The Evolution of Footwork

Focus rocking that footwork at the BC One World Final 2016
Footwork is one of the key components of breaking, but where did it come from and how did it develop into what it is today? Get the history right here.

Footwork is one of the vital components of breaking. Everything in hip-hop has taken a lot from other forms of art, and of course footwork has a lot of similarities and influences from other things, but the approach, structure and the science of it is something that the b-boys and b-girls created themselves. To quote legendary b-boy Ken Swift, "The most important component is footwork. If you take footwork out of the b-boy equation, you don't have b-boying."

So how did footwork develop into what it is today?

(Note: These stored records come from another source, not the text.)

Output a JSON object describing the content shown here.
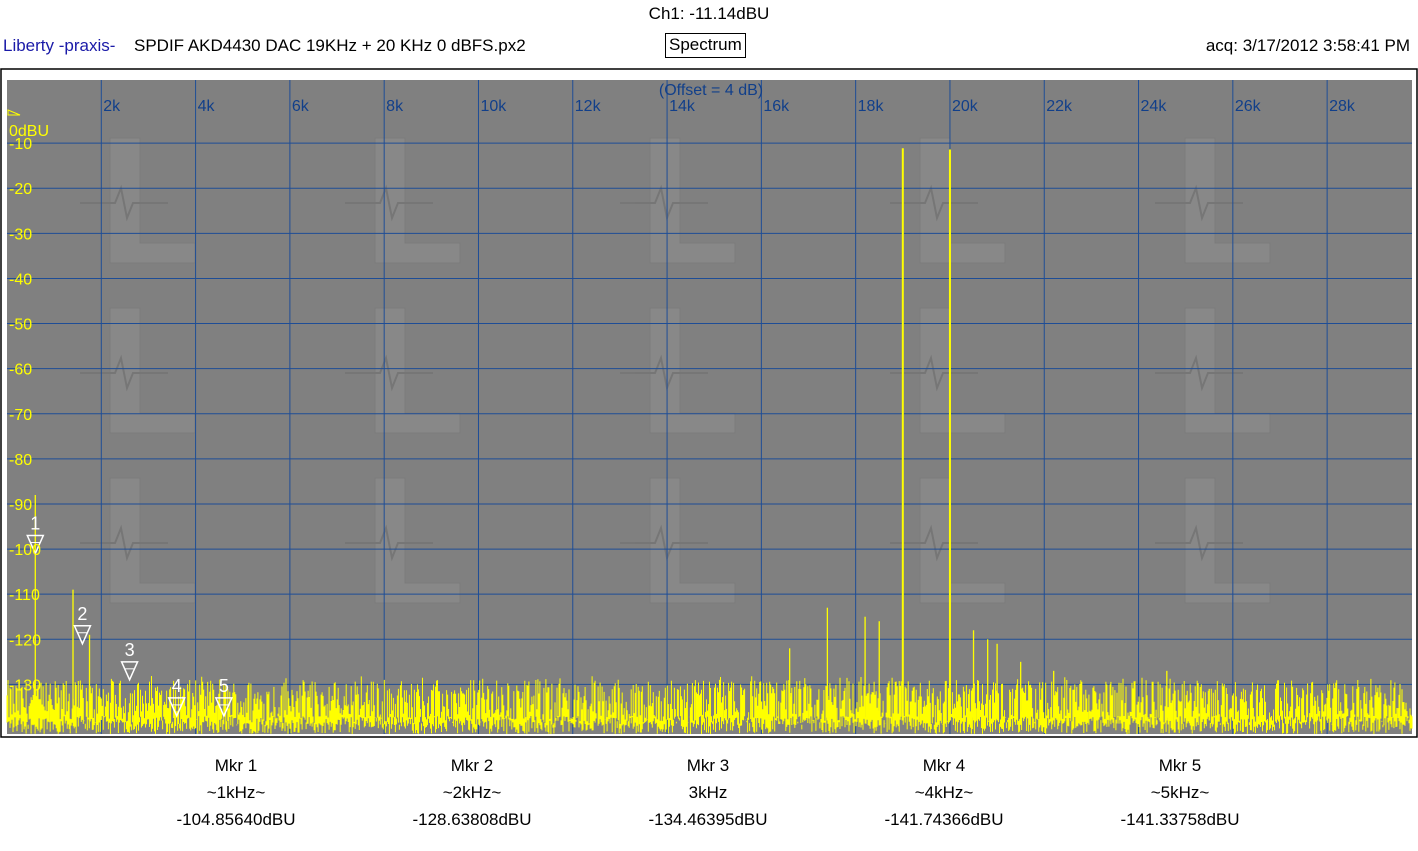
{
  "header": {
    "channel_readout": "Ch1: -11.14dBU",
    "brand": "Liberty -praxis-",
    "filename": "SPDIF AKD4430 DAC 19KHz + 20 KHz 0 dBFS.px2",
    "mode_button": "Spectrum",
    "acquired": "acq: 3/17/2012 3:58:41 PM"
  },
  "plot": {
    "offset_label": "(Offset = 4 dB)",
    "top_tick_label": "0dBU"
  },
  "colors": {
    "background": "#808080",
    "grid": "#1e4d96",
    "trace": "#ffff00",
    "x_labels": "#113f8a",
    "y_labels": "#ffff00",
    "frame": "#000000"
  },
  "chart_data": {
    "type": "line",
    "xlim": [
      0,
      29800
    ],
    "ylim": [
      -141,
      4
    ],
    "x_ticks": [
      2000,
      4000,
      6000,
      8000,
      10000,
      12000,
      14000,
      16000,
      18000,
      20000,
      22000,
      24000,
      26000,
      28000
    ],
    "x_tick_labels": [
      "2k",
      "4k",
      "6k",
      "8k",
      "10k",
      "12k",
      "14k",
      "16k",
      "18k",
      "20k",
      "22k",
      "24k",
      "26k",
      "28k"
    ],
    "y_ticks": [
      -10,
      -20,
      -30,
      -40,
      -50,
      -60,
      -70,
      -80,
      -90,
      -100,
      -110,
      -120,
      -130
    ],
    "y_tick_labels": [
      "-10",
      "-20",
      "-30",
      "-40",
      "-50",
      "-60",
      "-70",
      "-80",
      "-90",
      "-100",
      "-110",
      "-120",
      "-130"
    ],
    "grid": true,
    "noise_floor_range": [
      -141,
      -130
    ],
    "peaks": [
      {
        "x": 19000,
        "y": -11.14
      },
      {
        "x": 20000,
        "y": -11.4
      },
      {
        "x": 600,
        "y": -88
      },
      {
        "x": 1400,
        "y": -109
      },
      {
        "x": 1750,
        "y": -119
      },
      {
        "x": 16600,
        "y": -122
      },
      {
        "x": 17400,
        "y": -113
      },
      {
        "x": 18200,
        "y": -115
      },
      {
        "x": 18500,
        "y": -116
      },
      {
        "x": 20500,
        "y": -118
      },
      {
        "x": 20800,
        "y": -120
      },
      {
        "x": 21000,
        "y": -121
      },
      {
        "x": 21500,
        "y": -125
      },
      {
        "x": 22200,
        "y": -127
      },
      {
        "x": 23400,
        "y": -130
      },
      {
        "x": 24600,
        "y": -127
      },
      {
        "x": 25500,
        "y": -131
      },
      {
        "x": 28000,
        "y": -133
      }
    ],
    "markers": [
      {
        "label": "1",
        "x": 600,
        "y": -97,
        "name": "Mkr 1",
        "freq": "~1kHz~",
        "value": "-104.85640dBU"
      },
      {
        "label": "2",
        "x": 1600,
        "y": -117,
        "name": "Mkr 2",
        "freq": "~2kHz~",
        "value": "-128.63808dBU"
      },
      {
        "label": "3",
        "x": 2600,
        "y": -125,
        "name": "Mkr 3",
        "freq": "3kHz",
        "value": "-134.46395dBU"
      },
      {
        "label": "4",
        "x": 3600,
        "y": -133,
        "name": "Mkr 4",
        "freq": "~4kHz~",
        "value": "-141.74366dBU"
      },
      {
        "label": "5",
        "x": 4600,
        "y": -133,
        "name": "Mkr 5",
        "freq": "~5kHz~",
        "value": "-141.33758dBU"
      }
    ]
  }
}
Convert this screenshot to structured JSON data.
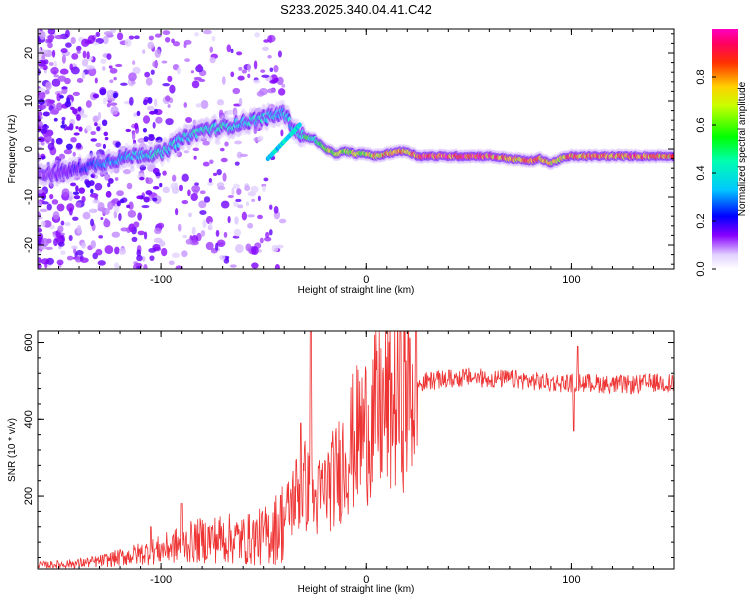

Breaking was first performed on top, but during the early days, someone hit the floor and stayed down – most likely the A1 b-boys of Kool Herc's parties, the Herculoids. In the early days, footwork didn't have structure like it does now, it was more of a crazy, sporadic energy on the floor. See Lil Boy Keith in the video below for a prime example:

 To see more great examples of the 70's sporadic style footwork you should study Frosty Freeze of the Rock Steady Crew and Wayne Blitz of the Float Commetee, among many others:

Moving into the '80s, footwork had already started to get more structure. The CC long walk was introduced by the Crazy Commanders Crew (Spy or Shorty Rock based on the source), which later became known as the six step. The Rock Steady Crew took footwork to another level, though, mastering it with finesse. Crazy Legs became legendary for his dynamic flow, while Swift became famous for his original variations and flows, which everybody looked up to. These two b-boys became the reference point for footwork.

Naturally, there were many others breaker pushing footwork forward in the '80s scene who influenced the development of footwork. Icey Ice from the New York City Breakers had a super dynamic style. He was mostly known for his power moves, but the way he would rock his footwork before it was extended and super powerful.

 Europeans have had their share of different approaches to footwork, as well. Italy's Maurizio the Next One, for example, wanted to combine the dynamics of Icey Ice and the flow and flavor of Crazy Legs. As a result, he came up with his own style, which he calls 'space flow', a powerful freestyle flow combining elements as if gravity doesn't exist.

The French breakers, like Paris City Breakers and Aktuel Force, had their light touch and flowy expression of the New York flow. Added with Germany's Battle Squad's expression and structuring, a new concept called 'Pretzels' took off, based on knee sweeps and one legged footwork concepts. The steps were probably already there in the early days in the Bronx, but the structure and the concept was something new.

The boogies boys of the Bronx also had their share on influencing footwork. Original New York style was sharp and aggressive, like graffiti, and based more on steps. Mr Wiggles and other boogie boys took threads from tutting, for example, and added new approaches to the vocabulary. B-boys from Toronto, such as the Boogie Brats, adapted the style, and with their contribution made it famous. Many people refer to the style as 'origami', but this style also has it's roots in the Bronx.

 As you can see, there are many different approaches to footwork to see and understand – it depends on the breakers' background. They might tell you different things on what's footwork and what's not, and have a different definition of dope footwork, but nevertheless a few basic things are universal. If the footwork has great form, flow, originality and it's done on beat, then most likely we'll all agree that it's fresh.